Ingredients
Method
Preparation
- Preheat your oven to 375°F (190°C).
- Shred the chicken, slice the green onions (keeping the white parts), and measure out the buffalo sauce, cheeses, and garlic powder.
- In a large mixing bowl, combine the cream cheese, shredded chicken, buffalo sauce, mozzarella, cheddar, sliced green onion whites, and garlic powder. Gently fold to combine.
- Cut the baguette into four equal sections and hollow out each piece to create pockets for the filling.
- Generously stuff each baguette section with the buffalo mixture, pressing the bread back together gently.
- Cut each filled baguette into 1-2 inch thick pieces. In a small bowl, mix the melted butter with ranch seasoning and brush it over the top of the slices.
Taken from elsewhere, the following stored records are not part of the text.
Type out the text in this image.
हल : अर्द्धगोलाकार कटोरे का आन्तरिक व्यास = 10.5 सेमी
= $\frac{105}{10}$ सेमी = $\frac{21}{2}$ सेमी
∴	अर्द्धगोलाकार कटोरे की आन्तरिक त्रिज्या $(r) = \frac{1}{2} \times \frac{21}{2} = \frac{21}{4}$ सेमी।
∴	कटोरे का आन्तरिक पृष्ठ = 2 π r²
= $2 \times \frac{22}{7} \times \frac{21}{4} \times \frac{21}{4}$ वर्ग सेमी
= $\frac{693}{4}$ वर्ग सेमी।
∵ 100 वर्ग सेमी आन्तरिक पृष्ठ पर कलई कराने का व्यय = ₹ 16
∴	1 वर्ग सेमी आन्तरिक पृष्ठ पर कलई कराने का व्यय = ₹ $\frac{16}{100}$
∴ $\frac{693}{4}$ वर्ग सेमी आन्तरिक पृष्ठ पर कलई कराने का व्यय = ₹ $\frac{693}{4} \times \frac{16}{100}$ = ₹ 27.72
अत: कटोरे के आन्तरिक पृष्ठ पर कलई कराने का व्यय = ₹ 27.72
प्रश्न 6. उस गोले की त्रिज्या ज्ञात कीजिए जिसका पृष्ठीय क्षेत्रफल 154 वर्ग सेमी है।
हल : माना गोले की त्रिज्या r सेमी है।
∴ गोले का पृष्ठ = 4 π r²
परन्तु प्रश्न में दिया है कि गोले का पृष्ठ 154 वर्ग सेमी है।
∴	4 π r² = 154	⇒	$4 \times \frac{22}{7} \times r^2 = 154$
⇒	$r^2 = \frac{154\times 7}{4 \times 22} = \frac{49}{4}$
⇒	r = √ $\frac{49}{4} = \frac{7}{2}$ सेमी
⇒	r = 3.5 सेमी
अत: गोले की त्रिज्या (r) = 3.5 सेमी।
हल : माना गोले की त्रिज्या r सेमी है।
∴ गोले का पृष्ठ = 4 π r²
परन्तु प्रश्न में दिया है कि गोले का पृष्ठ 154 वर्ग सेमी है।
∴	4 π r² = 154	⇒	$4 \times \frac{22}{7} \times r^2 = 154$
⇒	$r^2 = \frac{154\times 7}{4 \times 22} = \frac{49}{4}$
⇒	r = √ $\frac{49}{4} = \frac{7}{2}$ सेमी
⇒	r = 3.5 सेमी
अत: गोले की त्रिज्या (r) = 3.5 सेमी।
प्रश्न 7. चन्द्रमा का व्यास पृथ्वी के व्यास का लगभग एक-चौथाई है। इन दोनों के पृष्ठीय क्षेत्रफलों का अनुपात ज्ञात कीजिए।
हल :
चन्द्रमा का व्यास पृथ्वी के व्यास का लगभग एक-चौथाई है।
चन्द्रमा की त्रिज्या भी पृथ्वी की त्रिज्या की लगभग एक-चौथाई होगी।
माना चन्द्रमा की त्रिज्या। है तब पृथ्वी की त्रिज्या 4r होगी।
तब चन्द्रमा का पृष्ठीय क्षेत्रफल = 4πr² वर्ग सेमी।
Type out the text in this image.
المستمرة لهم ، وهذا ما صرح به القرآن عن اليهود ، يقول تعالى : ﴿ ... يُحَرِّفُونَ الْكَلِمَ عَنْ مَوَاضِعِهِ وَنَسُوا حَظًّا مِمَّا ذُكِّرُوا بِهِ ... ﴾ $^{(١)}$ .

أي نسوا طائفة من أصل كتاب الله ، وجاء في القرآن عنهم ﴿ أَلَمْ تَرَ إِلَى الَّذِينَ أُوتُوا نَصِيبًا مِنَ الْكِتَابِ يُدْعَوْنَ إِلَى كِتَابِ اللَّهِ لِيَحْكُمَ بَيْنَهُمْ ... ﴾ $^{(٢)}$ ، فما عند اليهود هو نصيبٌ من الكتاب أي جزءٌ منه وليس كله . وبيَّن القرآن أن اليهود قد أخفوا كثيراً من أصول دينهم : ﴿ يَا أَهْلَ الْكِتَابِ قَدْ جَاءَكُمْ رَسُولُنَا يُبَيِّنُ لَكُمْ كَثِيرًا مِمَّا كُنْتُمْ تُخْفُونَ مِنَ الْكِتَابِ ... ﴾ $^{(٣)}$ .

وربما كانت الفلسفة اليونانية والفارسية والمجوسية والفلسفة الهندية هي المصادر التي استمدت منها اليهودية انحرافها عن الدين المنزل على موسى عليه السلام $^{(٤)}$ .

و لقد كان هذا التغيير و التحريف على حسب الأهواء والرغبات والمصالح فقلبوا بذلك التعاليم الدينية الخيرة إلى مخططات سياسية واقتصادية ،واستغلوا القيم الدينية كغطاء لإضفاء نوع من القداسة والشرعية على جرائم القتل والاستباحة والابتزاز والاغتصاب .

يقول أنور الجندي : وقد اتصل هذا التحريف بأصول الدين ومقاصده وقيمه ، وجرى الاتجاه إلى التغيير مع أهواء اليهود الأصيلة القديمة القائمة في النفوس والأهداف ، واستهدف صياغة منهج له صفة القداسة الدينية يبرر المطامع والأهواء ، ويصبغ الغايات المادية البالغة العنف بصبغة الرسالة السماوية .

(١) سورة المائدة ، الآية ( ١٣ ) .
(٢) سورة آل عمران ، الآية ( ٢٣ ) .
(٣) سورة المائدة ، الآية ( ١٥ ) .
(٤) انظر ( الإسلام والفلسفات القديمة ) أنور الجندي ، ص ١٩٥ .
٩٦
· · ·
- Wrap the baguette sections in foil and bake in the preheated oven for 15 minutes; then uncover the foil and bake for an additional 5 minutes, or until golden and bubbly.
- Sprinkle with chopped parsley and reserved green onion tops before serving warm with ranch dip.
Notes
For best results, ensure cream cheese and butter are at room temperature. Leftovers can be stored in an airtight container for up to 3 days. Freeze unbaked stuffed baguettes for up to 2 months.